A Reforma Trabalhista introduzida pela Lei nº 13.467/2017 trouxe diversas alterações para as regras previstas na CLT, dentre elas, o fim das horas “in itinere” (o tempo gasto no trajeto não é mais considerado como jornada de trabalho); maior liberdade para negociação coletiva; previsão expressa sobre danos extrapatrimoniais e aspectos a observar.
Muito questionada pela doutrina e jurisprudência tendo em vista o caráter mais protetivo do Direito do Trabalho, a Reforma já completou 6 anos, e ainda gera muita controvérsia na aplicação prática.
Havia também grande discussão acerca da aplicação intertemporal do direito, o que significa que parte da doutrina e jurisprudência entendia que, como prejudicial ao trabalhador e diante do Princípio da condição mais favorável, as mudanças perpetradas pela Lei nº 13.467/2017 não seriam aplicáveis aos contratos de trabalho que se encontravam em curso quando do início da sua vigência.
Para dirimir essa dúvida, o Pleno do Tribunal Superior do Trabalho (TST) decidiu, por maioria, que as alterações promovidas pela Lei da Reforma Trabalhista (Lei 13.467/2017) se aplicam mesmo em contratos firmados antes da vigência da norma, que teve início em novembro de 2017. O julgamento foi apertado, por 15 votos a 10.
Na prática, valem os direitos que estão no contrato até dia 10/11/2017. Contudo, os que foram suprimidos com a Reforma deixam de ser devidos aos trabalhadores a partir da entrada em vigor da norma, no dia 11/11/2017.
O empregado que até 10/11/2017 recebia as horas “in itinere” deixa de ter esse direito, podendo ser aplicadas as mudanças no intervalo intrajornada, a empregada mulher também deixa de ter direito ao descanso de 15 minutos antes da prestação de horas extras.
O processo julgado foi afetado como recurso repetitivo (tema 23), portanto, o entendimento é vinculante a toda a Justiça do Trabalho.
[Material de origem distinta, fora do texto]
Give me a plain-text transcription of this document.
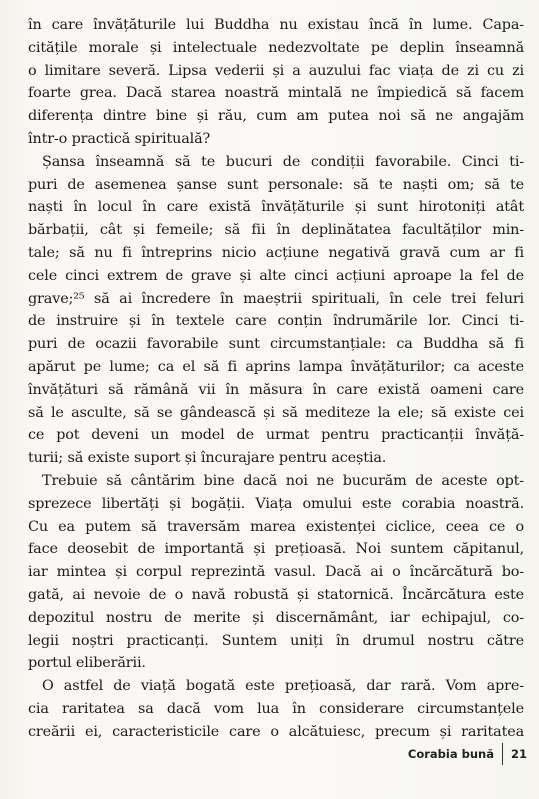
în care învățăturile lui Buddha nu existau încă în lume. Capa-
citățile morale și intelectuale nedezvoltate pe deplin înseamnă
o limitare severă. Lipsa vederii și a auzului fac viața de zi cu zi
foarte grea. Dacă starea noastră mintală ne împiedică să facem
diferența dintre bine și rău, cum am putea noi să ne angajăm
într-o practică spirituală?
Șansa înseamnă să te bucuri de condiții favorabile. Cinci ti-
puri de asemenea șanse sunt personale: să te naști om; să te
naști în locul în care există învățăturile și sunt hirotoniți atât
bărbații, cât și femeile; să fii în deplinătatea facultăților min-
tale; să nu fi întreprins nicio acțiune negativă gravă cum ar fi
cele cinci extrem de grave și alte cinci acțiuni aproape la fel de
grave;²⁵ să ai încredere în maeștrii spirituali, în cele trei feluri
de instruire și în textele care conțin îndrumările lor. Cinci ti-
puri de ocazii favorabile sunt circumstanțiale: ca Buddha să fi
apărut pe lume; ca el să fi aprins lampa învățăturilor; ca aceste
învățături să rămână vii în măsura în care există oameni care
să le asculte, să se gândească și să mediteze la ele; să existe cei
ce pot deveni un model de urmat pentru practicanții învăță-
turii; să existe suport și încurajare pentru aceștia.
Trebuie să cântărim bine dacă noi ne bucurăm de aceste opt-
sprezece libertăți și bogății. Viața omului este corabia noastră.
Cu ea putem să traversăm marea existenței ciclice, ceea ce o
face deosebit de importantă și prețioasă. Noi suntem căpitanul,
iar mintea și corpul reprezintă vasul. Dacă ai o încărcătură bo-
gată, ai nevoie de o navă robustă și statornică. Încărcătura este
depozitul nostru de merite și discernământ, iar echipajul, co-
legii noștri practicanți. Suntem uniți în drumul nostru către
portul eliberării.
O astfel de viață bogată este prețioasă, dar rară. Vom apre-
cia raritatea sa dacă vom lua în considerare circumstanțele
creării ei, caracteristicile care o alcătuiesc, precum și raritatea
Corabia bună 21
A Corte fixou a seguinte tese: “A Lei 13.467 possui aplicação imediata aos contratos de trabalho em curso, passando a regular os direitos decorrentes de lei, cujos fatos geradores tenham se efetivado a partir de sua vigência.”
Para o relator, o ministro Aloysio Corrêa da Veiga, a aplicação imediata da nova lei sobre os contratos de trabalho em curso é fundamentada pelos artigos 6º da Lei de Introdução às Normas do Direito Brasileiro (LINDB) e 912 da CLT.
O artigo do LINDB afirma que “a lei em vigor terá efeito imediato e geral, respeitados o ato jurídico perfeito, o direito adquirido e a coisa julgada”, enquanto o trecho da CLT diz que “os dispositivos de caráter imperativo terão aplicação imediata às relações iniciadas, mas não consumadas, antes da vigência desta Consolidação”.
Segundo Corrêa da Veiga, no direito brasileiro, inexiste direito adquirido a um determinado estatuto legal ou regime jurídico, como é o caso da CLT. No caso em análise, disse, a nova lei não afetou um “verdadeiro ajuste entre as partes”, mas somente o regime jurídico imperativo que já indicia sobre elas independe de suas vontades. “Por isso, se sujeita a eventuais alterações subsequentes pelo legislador”, acrescentou.
O relator destacou que o princípio da irredutibilidade salarial, garantido pela Constituição, protege o valor nominal das parcelas permanentes, mas não a forma de cálculo ou os benefícios variáveis dependentes de fatos futuros. Dessa maneira, as alterações legais que tenham impacto em parcelas não permanentes, condicionadas a situações específicas, podem ser aplicadas aos contratos em curso.
A decisão afastou a aplicação de princípios como a vedação ao retrocesso social, norma mais favorável e condição mais benéfica. O relator destacou que esses princípios não regulam a relação entre leis que se sucedem, e são aplicáveis apenas para compatibilizar normas vigentes simultaneamente ou preservar cláusulas contratuais contra alterações desfavoráveis promovidas por um dos contratantes, mas não pelo legislador.
O ministro Maurício Godinho Delgado, por outro lado, abriu divergência e defendeu a aplicação do princípio do direito adquirido. “Voto na tese de que o trabalhador que esteja submetido a um contrato de emprego já consolidado no período anterior a 11/11/2017, data de vigência da Lei da Reforma Trabalhista, preserva o seu direito adquirido àquela parcela que foi suprimida pela lei”, disse.